Occorre ridisegnare il welfare dunque, nelle sue forme pratiche di gestione delle risorse economiche e umane e nella percezione delle cittadine e dei cittadini che accedono a servizi sempre più frammentati, schermati il più delle volte da una burocrazia insostenibile. Il welfare riguarda la qualità della nostra vita. Tutti, all’occorrenza, abbiamo bisogno di ritirare la nostra piccola o grande quota di spesa sociale, tutti siamo o lo diventeremo, utenti dei servizi pubblici. Il nostro benessere non può prescindere da quello del nostro vicino di casa.
Vogliamo quindi favorire la crescita di un nuovo welfare che, rilanciando la centralità del pubblico a tutela di un’equa ripartizione di costi e prestazioni, favorisca e accompagni tutte le forme di cittadinanza attiva prodotte dal basso, riconoscendone il valore sociale, culturale ed economico.
- Amministrazione Comunale e nuova Asp Unica Città di Bologna
I Servizi Sociali Territoriali devono rimanere in capo all’Amministrazione Comunale e non possono essere esternalizzati all’ASP. Il passaggio di molti servizi sociali e socio-sanitari dalla gestione Comunale a quella dell’Azienda Servizi alla Persona, Asp Unica Città di Bologna (il contenitore che eroga i servizi per noi non è neutro), comporterebbe infatti una serie di criticità, quali:
– minore garanzia della qualità dei servizi erogati alle cittadine e ai cittadini da parte di una nuova Azienda nata per far risparmiare;
– frammentazione dei servizi che verranno erogati con un ulteriore passaggio Comune-Asp-Cooperative Sociali o altri Soggetti che gestiranno materialmente i servizi attraverso gare d’appalto (gare al massimo ribasso, che premiano di più il minor costo dei servizi rispetto alla loro qualità);
– possibile spreco di risorse nel mettere in piedi una nuova macchina amministrativa, altri dirigenti, altri strumenti burocratici;
– mancate garanzie per i lavoratori che spesso in questi passaggi rischiano di perdere in termini economici, di diritti e di motivazione al lavoro di cura.
I Servizi che ci proponiamo invece di realizzare prevedono:
– l’integrazione reale tra i servizi sociali e sanitari per permettere la cura della persona nella sua globalità;
– la condivisione degli obiettivi tra gli ambiti tecnico, amministrativo e politico;
– il superamento della logica degli appalti al massimo ribasso e lo “spezzettamento” degli orari di lavoro degli operatori delle Cooperative Sociali;
– la garanzia della continuità e professionalità attraverso la co-progettazione dei servizi con il privato sociale per una programmazione almeno triennale dei servizi.
Si intende inoltre, proprio per assicurare una qualità costante ai servizi erogati, definire anche mediante protocolli che indichino prassi operative durature una collaborazione regolare con l’Università di Bologna per procedere alla valutazione imparziale e scientifica dei servizi pubblici in termini di risultati e di processi, di qualità e di equità. Una collaborazione che si dovrà poi ampliare alla formazione permanente di chi lavora in servizi rivolti alle persone.

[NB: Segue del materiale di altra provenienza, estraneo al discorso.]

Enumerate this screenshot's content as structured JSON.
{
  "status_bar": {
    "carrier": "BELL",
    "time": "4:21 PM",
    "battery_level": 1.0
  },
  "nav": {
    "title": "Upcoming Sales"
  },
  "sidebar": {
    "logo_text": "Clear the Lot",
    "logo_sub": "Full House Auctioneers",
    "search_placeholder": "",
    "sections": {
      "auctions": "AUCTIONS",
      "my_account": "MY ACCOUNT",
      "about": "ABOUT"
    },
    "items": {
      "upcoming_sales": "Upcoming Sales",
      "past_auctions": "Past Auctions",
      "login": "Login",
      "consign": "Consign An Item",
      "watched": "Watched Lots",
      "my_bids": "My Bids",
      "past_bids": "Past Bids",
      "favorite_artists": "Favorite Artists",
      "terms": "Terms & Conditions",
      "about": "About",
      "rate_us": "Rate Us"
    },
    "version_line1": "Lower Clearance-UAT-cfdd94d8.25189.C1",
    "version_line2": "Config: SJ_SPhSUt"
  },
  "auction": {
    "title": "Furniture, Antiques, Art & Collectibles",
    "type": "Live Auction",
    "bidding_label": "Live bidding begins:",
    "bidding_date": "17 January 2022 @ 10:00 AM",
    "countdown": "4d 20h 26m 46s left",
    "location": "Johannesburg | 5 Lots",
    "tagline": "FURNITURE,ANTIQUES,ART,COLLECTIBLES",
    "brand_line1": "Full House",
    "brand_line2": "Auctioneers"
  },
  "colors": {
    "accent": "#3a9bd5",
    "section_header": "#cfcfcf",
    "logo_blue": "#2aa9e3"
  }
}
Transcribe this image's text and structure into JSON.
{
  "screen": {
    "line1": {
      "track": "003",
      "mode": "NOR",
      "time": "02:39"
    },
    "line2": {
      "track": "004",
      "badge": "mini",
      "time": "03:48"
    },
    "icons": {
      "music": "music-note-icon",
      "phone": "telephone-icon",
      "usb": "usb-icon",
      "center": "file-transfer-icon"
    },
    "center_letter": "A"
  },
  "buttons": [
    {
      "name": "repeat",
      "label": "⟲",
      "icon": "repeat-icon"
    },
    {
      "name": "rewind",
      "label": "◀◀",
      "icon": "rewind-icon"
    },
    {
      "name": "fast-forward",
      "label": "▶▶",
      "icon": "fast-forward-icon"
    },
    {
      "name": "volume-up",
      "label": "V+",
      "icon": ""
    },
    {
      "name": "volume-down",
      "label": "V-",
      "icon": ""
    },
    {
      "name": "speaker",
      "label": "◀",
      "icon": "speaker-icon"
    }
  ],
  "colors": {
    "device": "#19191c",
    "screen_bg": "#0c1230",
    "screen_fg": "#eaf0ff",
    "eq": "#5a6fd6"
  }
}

- Lotta alle diseguaglianze nella salute
Il nostro attuale modello di sviluppo genera società che hanno al loro interno una grande diseguaglianza. I fattori sociali che si sono dimostrati più importanti nel mettere a rischio la salute, quando sono carenti, sono innanzitutto il livello di istruzione e il reddito. Per questo motivo l’Organizzazione Mondiale della Sanità indica come obiettivo per tutti i governi, nazionali e locali, di perseguire una maggiore equità nella salute attraverso l’azione sulle sue determinanti sociali: miglioramento della scolarità, azioni per un ambiente più salubre, per una protezione sociale lungo tutto l’arco della vita, per la sicurezza del posto di lavoro, per salari adeguati e misure come il reddito di cittadinanza. L’impegno per la scuola pubblica, il contrasto attivo all’abbandono scolastico o il reddito minimo sono quindi misure che hanno un impatto preventivo e positivo, costituendo fattori di protezione anche dal punto di vista della salute.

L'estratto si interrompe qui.